Depuis janvier, l’Afrique de l’ouest bat des records de chaleur attribués au phénomène météorologique El Nino: en Côte d’Ivoire, ils perturbent l’agriculture qui représente un quart du PIB et plus de la moitié des emplois.
Au milieu des cacaoyers de sa plantation située près d’Agboville, à 70 kilomètres d’Abidjan, Christian André Yapi constate que les fèves ne poussent pas comme d’habitude.
« Les fèves deviennent noires », pourrissent et « n’arrivent plus à se développer à cause de la chaleur », explique-t-il.
Les feuilles des cacaoyers permettent normalement d’ombrager les fèves, mais le soleil « les sèche et elles tombent », ajoute t-il.
A cause de la chaleur, M. Yapi ne travaille plus que le matin, et pendant son temps libre, il calcule ses pertes.
« En petite saison, habituellement je fais jusqu’à une tonne », explique-t-il, regrettant de ne produire que « 300 kilos » cette année.
Après les pluies de l’an dernier, c’est cette fois les fortes chaleurs qui affectent la récolte du premier producteur mondial de cacao (près de 45%).
Cette année, « on a constaté des fortes chaleurs sur la période de janvier à mars », avec « un record de 41 degrés, en février » à Dimbokro (centre), rapporte Daouda Konaté, directeur de la météorologie nationale à la Sodexam, l’agence météorologique ivoirienne.
A cette période de l’année, « les températures varient normalement autour de 35-36 degrés », poursuit-il.
La Côte d’Ivoire n’est pas le seul pays de la région touché.
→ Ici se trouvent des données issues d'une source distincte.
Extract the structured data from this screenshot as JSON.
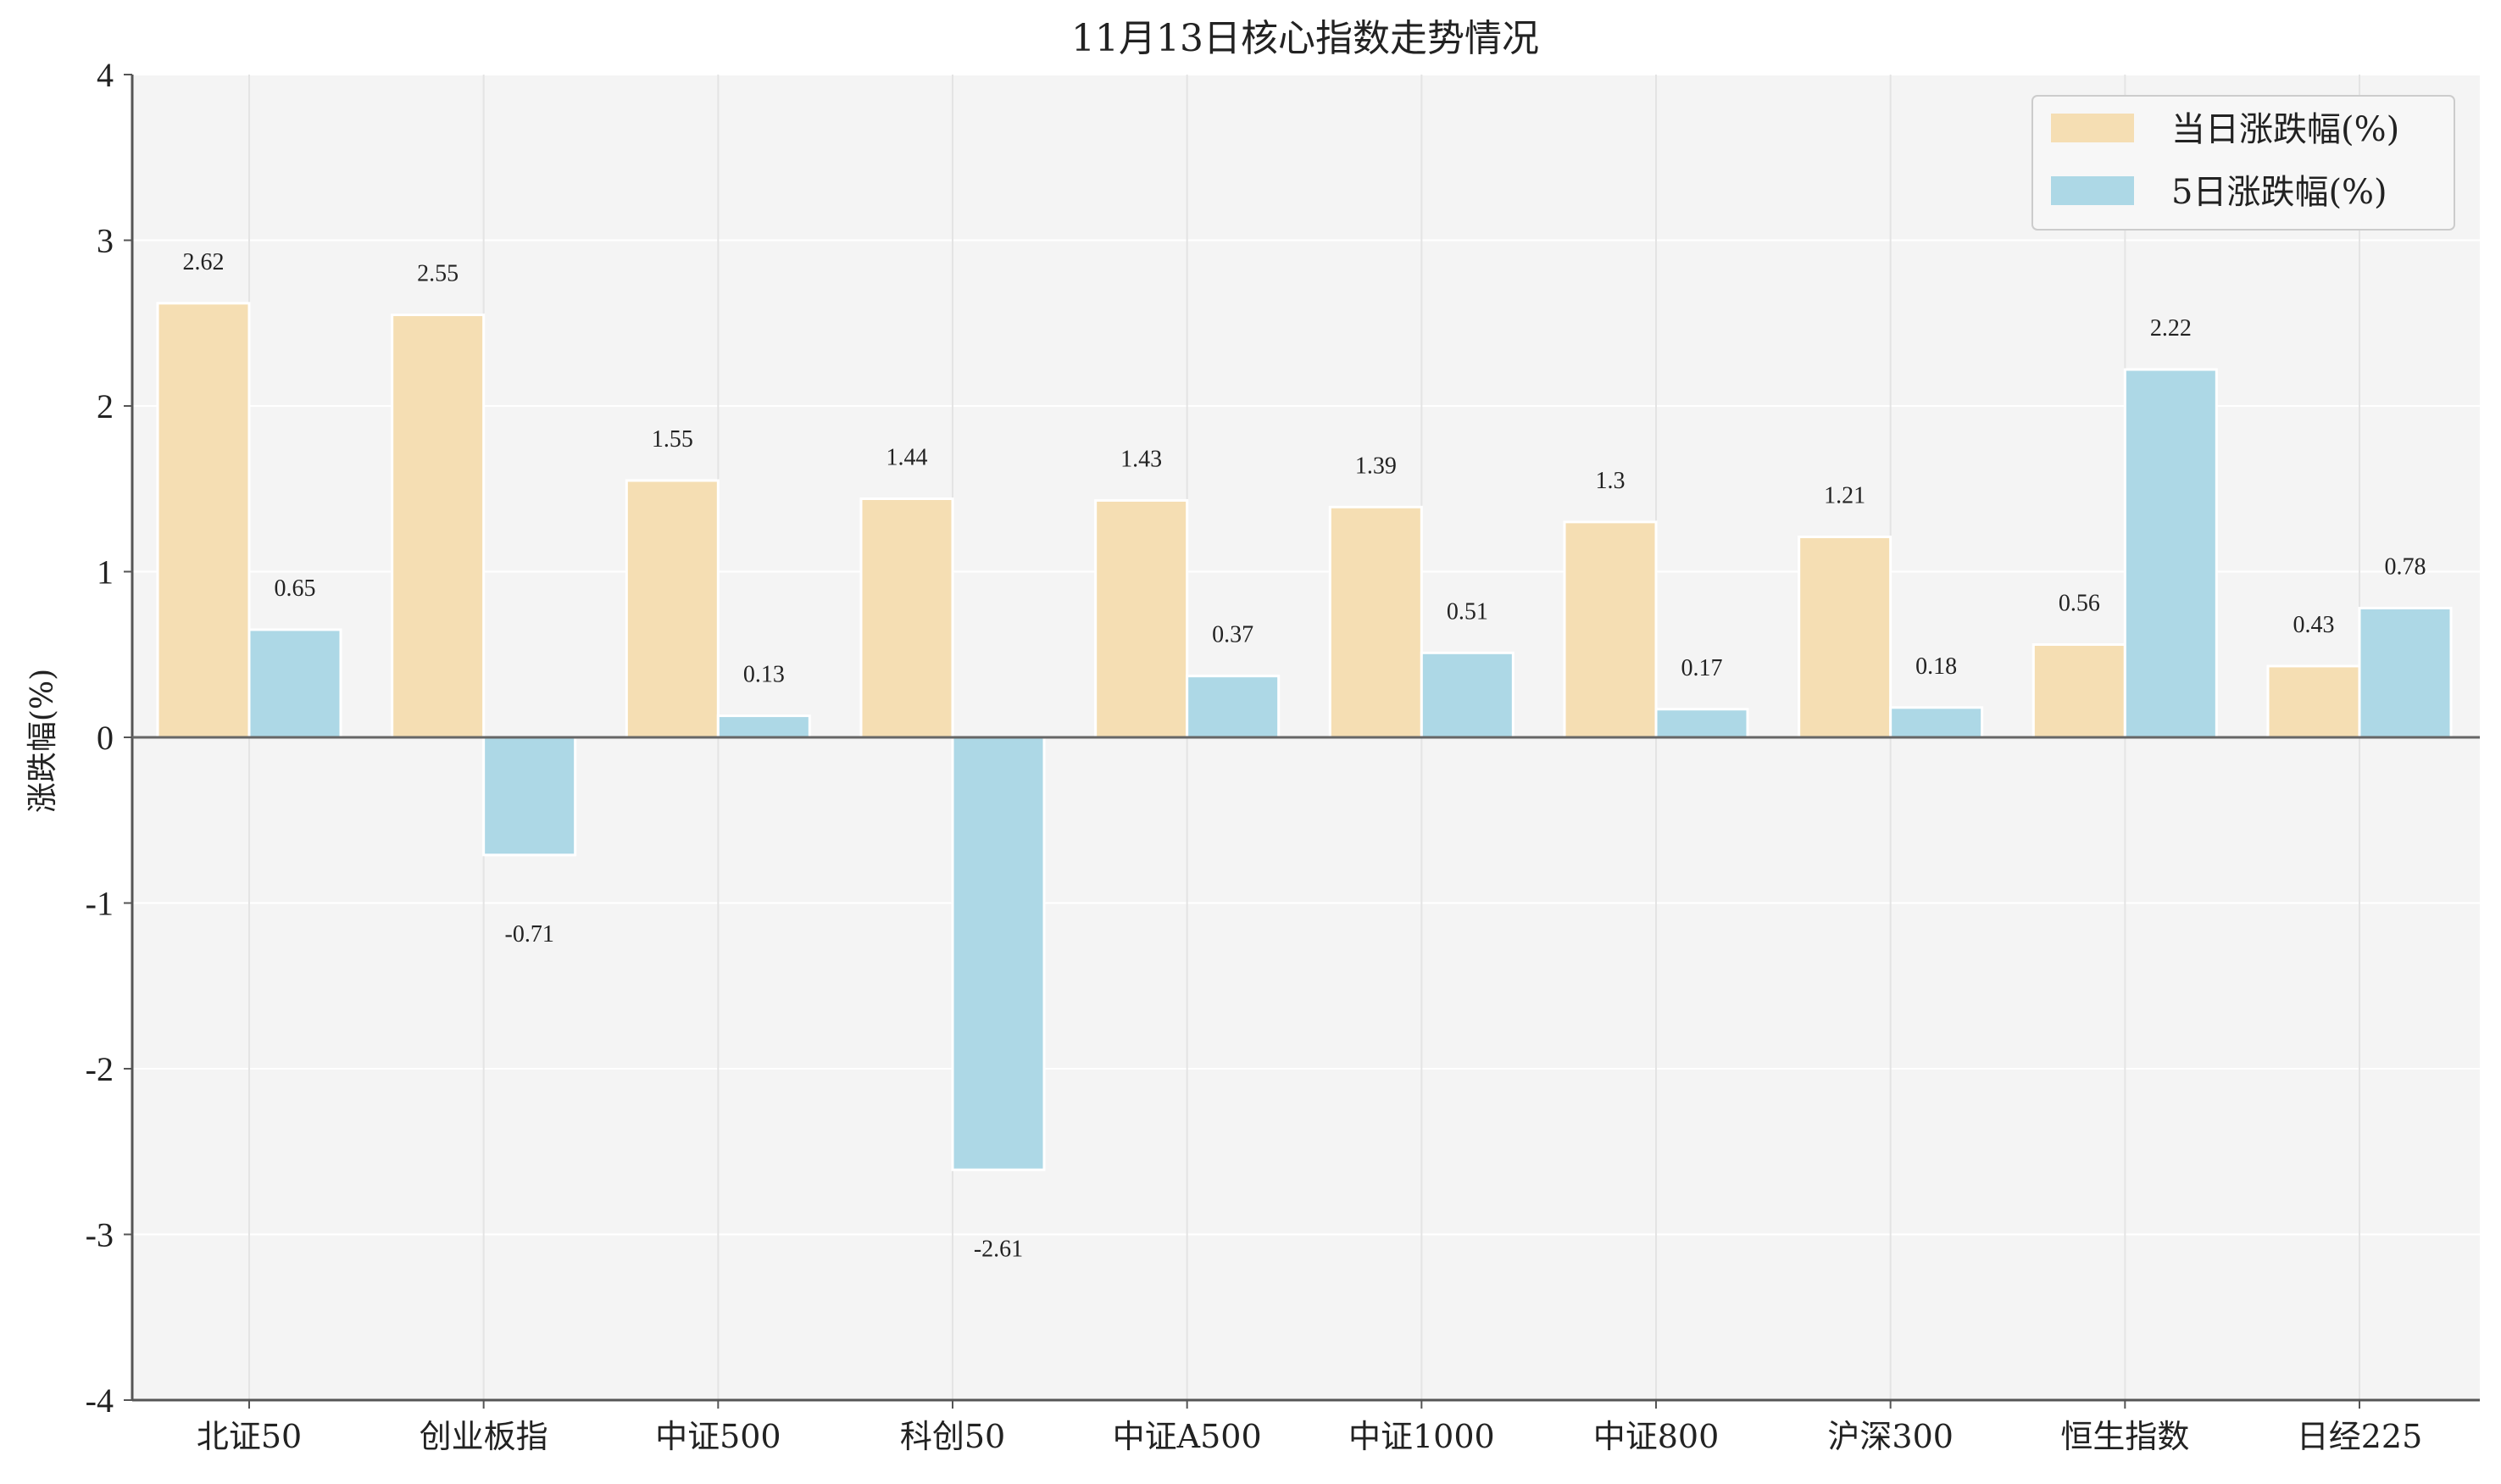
{
  "chart_data": {
    "type": "bar",
    "title": "11月13日核心指数走势情况",
    "xlabel": "",
    "ylabel": "涨跌幅(%)",
    "ylim": [
      -4,
      4
    ],
    "yticks": [
      4,
      3,
      2,
      1,
      0,
      -1,
      -2,
      -3,
      -4
    ],
    "ytick_labels": [
      "4",
      "3",
      "2",
      "1",
      "0",
      "-1",
      "-2",
      "-3",
      "-4"
    ],
    "categories": [
      "北证50",
      "创业板指",
      "中证500",
      "科创50",
      "中证A500",
      "中证1000",
      "中证800",
      "沪深300",
      "恒生指数",
      "日经225"
    ],
    "series": [
      {
        "name": "当日涨跌幅(%)",
        "color": "#f5deb3",
        "values": [
          2.62,
          2.55,
          1.55,
          1.44,
          1.43,
          1.39,
          1.3,
          1.21,
          0.56,
          0.43
        ],
        "labels": [
          "2.62",
          "2.55",
          "1.55",
          "1.44",
          "1.43",
          "1.39",
          "1.3",
          "1.21",
          "0.56",
          "0.43"
        ]
      },
      {
        "name": "5日涨跌幅(%)",
        "color": "#add8e6",
        "values": [
          0.65,
          -0.71,
          0.13,
          -2.61,
          0.37,
          0.51,
          0.17,
          0.18,
          2.22,
          0.78
        ],
        "labels": [
          "0.65",
          "-0.71",
          "0.13",
          "-2.61",
          "0.37",
          "0.51",
          "0.17",
          "0.18",
          "2.22",
          "0.78"
        ]
      }
    ],
    "grid": true,
    "legend_position": "top-right",
    "background_color": "#f4f4f4"
  }
}
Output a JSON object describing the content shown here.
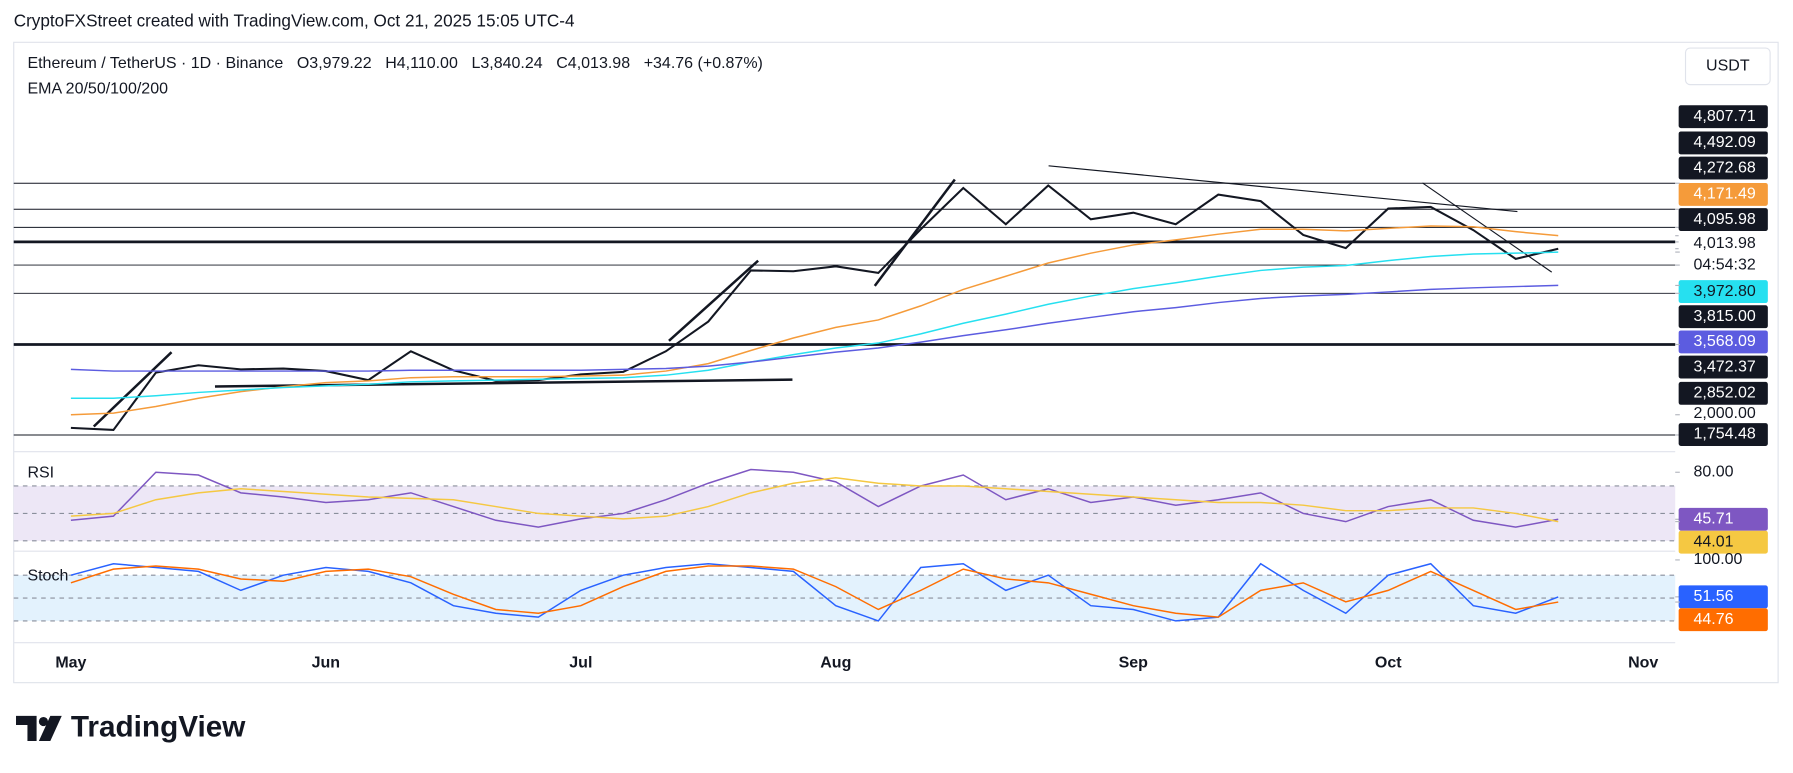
{
  "header": {
    "credit": "CryptoFXStreet created with TradingView.com, Oct 21, 2025 15:05 UTC-4",
    "symbol": "Ethereum / TetherUS · 1D · Binance",
    "ohlc": [
      "O3,979.22",
      "H4,110.00",
      "L3,840.24",
      "C4,013.98",
      "+34.76 (+0.87%)"
    ],
    "indicator": "EMA 20/50/100/200",
    "currency": "USDT"
  },
  "chart_data": [
    {
      "type": "line",
      "categories": [
        "May",
        null,
        null,
        null,
        null,
        null,
        "Jun",
        null,
        null,
        null,
        null,
        null,
        "Jul",
        null,
        null,
        null,
        null,
        null,
        "Aug",
        null,
        null,
        null,
        null,
        null,
        null,
        "Sep",
        null,
        null,
        null,
        null,
        null,
        "Oct",
        null,
        null,
        null,
        null,
        null,
        "Nov"
      ],
      "series": [
        {
          "color": "#131722",
          "values": [
            1840,
            1815,
            2510,
            2600,
            2550,
            2560,
            2530,
            2420,
            2770,
            2540,
            2410,
            2420,
            2490,
            2520,
            2770,
            3130,
            3750,
            3740,
            3800,
            3720,
            4250,
            4750,
            4310,
            4780,
            4370,
            4450,
            4310,
            4670,
            4590,
            4180,
            4020,
            4500,
            4520,
            4240,
            3890,
            4013.98,
            null,
            null
          ]
        },
        {
          "color": "#f59b3a",
          "values": [
            2000,
            2020,
            2100,
            2200,
            2280,
            2340,
            2390,
            2410,
            2450,
            2460,
            2460,
            2460,
            2470,
            2480,
            2530,
            2620,
            2780,
            2930,
            3060,
            3150,
            3320,
            3520,
            3680,
            3840,
            3960,
            4060,
            4120,
            4190,
            4250,
            4250,
            4230,
            4260,
            4290,
            4280,
            4220,
            4171.49,
            null,
            null
          ]
        },
        {
          "color": "#26e0f0",
          "values": [
            2200,
            2200,
            2230,
            2270,
            2300,
            2330,
            2350,
            2370,
            2400,
            2410,
            2420,
            2430,
            2440,
            2450,
            2480,
            2540,
            2640,
            2730,
            2810,
            2870,
            2980,
            3110,
            3220,
            3340,
            3440,
            3530,
            3600,
            3680,
            3750,
            3790,
            3810,
            3870,
            3920,
            3950,
            3960,
            3972.8,
            null,
            null
          ]
        },
        {
          "color": "#5c5ce0",
          "values": [
            2550,
            2530,
            2530,
            2530,
            2530,
            2530,
            2530,
            2530,
            2540,
            2540,
            2540,
            2540,
            2540,
            2550,
            2560,
            2590,
            2640,
            2700,
            2760,
            2810,
            2880,
            2960,
            3030,
            3110,
            3180,
            3250,
            3300,
            3360,
            3410,
            3440,
            3460,
            3490,
            3520,
            3540,
            3555,
            3568.09,
            null,
            null
          ]
        }
      ],
      "ylim": [
        1552,
        5782
      ],
      "yticks": [
        {
          "value": 4807.71,
          "label": "4,807.71"
        },
        {
          "value": 4492.09,
          "label": "4,492.09"
        },
        {
          "value": 4272.68,
          "label": "4,272.68"
        },
        {
          "value": 4171.49,
          "label": "4,171.49"
        },
        {
          "value": 4095.98,
          "label": "4,095.98"
        },
        {
          "value": 4013.98,
          "label": "4,013.98"
        },
        {
          "value": 3972.8,
          "label": "3,972.80"
        },
        {
          "value": 3815.0,
          "label": "3,815.00"
        },
        {
          "value": 3568.09,
          "label": "3,568.09"
        },
        {
          "value": 3472.37,
          "label": "3,472.37"
        },
        {
          "value": 2852.02,
          "label": "2,852.02"
        },
        {
          "value": 2000,
          "label": "2,000.00"
        },
        {
          "value": 1754.48,
          "label": "1,754.48"
        }
      ],
      "countdown": "04:54:32",
      "levels": [
        4807.71,
        4492.09,
        4272.68,
        4095.98,
        3815.0,
        3472.37,
        2852.02,
        1754.48
      ],
      "thick_levels": [
        4095.98,
        2852.02
      ]
    },
    {
      "type": "line",
      "title": "RSI",
      "categories": [
        "May",
        null,
        null,
        null,
        null,
        null,
        "Jun",
        null,
        null,
        null,
        null,
        null,
        "Jul",
        null,
        null,
        null,
        null,
        null,
        "Aug",
        null,
        null,
        null,
        null,
        null,
        null,
        "Sep",
        null,
        null,
        null,
        null,
        null,
        "Oct",
        null,
        null,
        null,
        null,
        null,
        "Nov"
      ],
      "series": [
        {
          "color": "#7e57c2",
          "values": [
            45,
            48,
            80,
            78,
            65,
            62,
            58,
            60,
            65,
            55,
            45,
            40,
            46,
            50,
            60,
            72,
            82,
            80,
            73,
            55,
            70,
            78,
            60,
            68,
            58,
            62,
            56,
            60,
            65,
            50,
            44,
            55,
            60,
            45,
            40,
            45.71,
            null,
            null
          ]
        },
        {
          "color": "#f5c842",
          "values": [
            48,
            50,
            60,
            65,
            68,
            66,
            64,
            62,
            61,
            60,
            55,
            50,
            48,
            46,
            48,
            55,
            65,
            72,
            76,
            72,
            70,
            70,
            68,
            66,
            64,
            62,
            60,
            58,
            58,
            56,
            52,
            52,
            54,
            54,
            50,
            44.01,
            null,
            null
          ]
        }
      ],
      "ylim": [
        25.8,
        92.5
      ],
      "yticks": [
        {
          "value": 80,
          "label": "80.00"
        },
        {
          "value": 45.71,
          "label": "45.71"
        },
        {
          "value": 44.01,
          "label": "44.01"
        }
      ],
      "bands": [
        30,
        50,
        70
      ],
      "band_fill": "#ede7f6"
    },
    {
      "type": "line",
      "title": "Stoch",
      "categories": [
        "May",
        null,
        null,
        null,
        null,
        null,
        "Jun",
        null,
        null,
        null,
        null,
        null,
        "Jul",
        null,
        null,
        null,
        null,
        null,
        "Aug",
        null,
        null,
        null,
        null,
        null,
        null,
        "Sep",
        null,
        null,
        null,
        null,
        null,
        "Oct",
        null,
        null,
        null,
        null,
        null,
        "Nov"
      ],
      "series": [
        {
          "color": "#2962ff",
          "values": [
            80,
            95,
            90,
            85,
            60,
            80,
            90,
            85,
            70,
            40,
            30,
            25,
            60,
            80,
            90,
            95,
            90,
            85,
            40,
            20,
            90,
            95,
            60,
            80,
            40,
            35,
            20,
            25,
            95,
            60,
            30,
            80,
            95,
            40,
            30,
            51.56,
            null,
            null
          ]
        },
        {
          "color": "#ff6d00",
          "values": [
            70,
            88,
            92,
            88,
            75,
            72,
            85,
            88,
            78,
            55,
            35,
            30,
            40,
            65,
            85,
            92,
            92,
            88,
            65,
            35,
            60,
            88,
            75,
            70,
            55,
            40,
            30,
            25,
            60,
            70,
            45,
            60,
            85,
            60,
            35,
            44.76,
            null,
            null
          ]
        }
      ],
      "ylim": [
        -2.5,
        102.5
      ],
      "yticks": [
        {
          "value": 100,
          "label": "100.00"
        },
        {
          "value": 51.56,
          "label": "51.56"
        },
        {
          "value": 44.76,
          "label": "44.76"
        }
      ],
      "bands": [
        20,
        50,
        80
      ],
      "band_fill": "#e3f2fd"
    }
  ],
  "footer": {
    "logo": "TradingView"
  }
}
Au Mali, la ville de Kayes (sud-ouest) a suffoqué sous 48,5°C début avril.
Par leur durée et leur intensité, les fortes chaleurs provoquent « des stress hydriques » aux plantes, explique Siaka Koné, ingénieur agronome et directeur de l’Ecole supérieure d’agronomie de Yamoussoukro, capitale ivoirienne.
Quand celles-ci auront des « coups de chaud, les quantités d’eau fournies ne vont pas suffire pour qu’elles poussent correctement et la floraison ne va pas avoir lieu », ajoute-t-il. Or, s’il n’y a « pas de fleurs », il n’y a « pas de fruits ».
En outre, il note que la température des sols augmente comme celle de l’air et créé « une plus grande évaporation des eaux ».
Selon Daouda Konaté, devenu il y a quelques mois le premier Africain vice-président de l’Organisation mondiale de la météorologie, « cette année est particulière à cause d’El Niño », phénomène météorologique naturel qui correspond à un réchauffement d’une grande partie du Pacifique sud.
Mais les fortes chaleurs sont également causées par « l’action humaine: nos consommations et l’industrie », assure Nahounou Pierre Lautti Daleba, géo-économiste, membre de l’ONG Jeunes volontaires pour l’environnement Côte d’Ivoire.
L’Afrique face au changement climatique
Si l’Afrique n’émet que 7% des émissions mondiales de gaz à effet de serre depuis le milieu du XIXe siècle, selon le 6e rapport du GIEC, elle se réchauffe plus vite que les autres continents. Les températures y ont augmenté de 1,4°C, contre 1,1°C à l’échelle mondiale.
La Côte d’Ivoire émet par exemple près de 100.000 millions de tonnes équivalent CO2 par an, soit 0,0019% du total mondial. Elle vise toutefois une réduction de 30,41% de ses émissions, et une réhabilitation d’une partie de ses forêts, dont 90% ont disparu depuis 1960.
Selon les prévisions du gouvernement ivoirien, le changement climatique pourrait « entraîner des pertes annuelles du PIB de 3 à 4,5% entre 2020-2030 ».
Les agriculteurs « ne sont pas préparés aux vagues de chaleur », qui sont amenées à se répéter, affirme Nahounou Pierre Lautti Daleba.
Mais même si « tout le monde est pris de court » par ces températures, des « méthodes d’adaptation » peuvent être utilisées, nuance Siaka Koné, qui recommande de ne pas arracher les herbes qui protègent les sols de la chaleur, ou de construire des systèmes de retenue d’eau.
Et l’urbanisation galopante d’Abidjan et ses 6 millions d’habitants, rend également les fortes chaleurs difficiles à supporter pour les habitants de la capitale économique.
« La ville d’Abidjan a connu ces 10 dernières années une augmentation de la fréquence et de l’amplitude de vagues de chaleur », créant des « îlots de chaleur urbains », affirme la chercheuse et enseignante à l’Université Félix Houphouët-Boigny d’Abidjan Maïmouna Ymba, dans un rapport de la Croix rouge.
Avec la forte densité du bâti, et l’activité humaine, la température des sols peut s’élever de 5 à 10°C de plus que « l’environnement immédiat », ajoute-t-elle.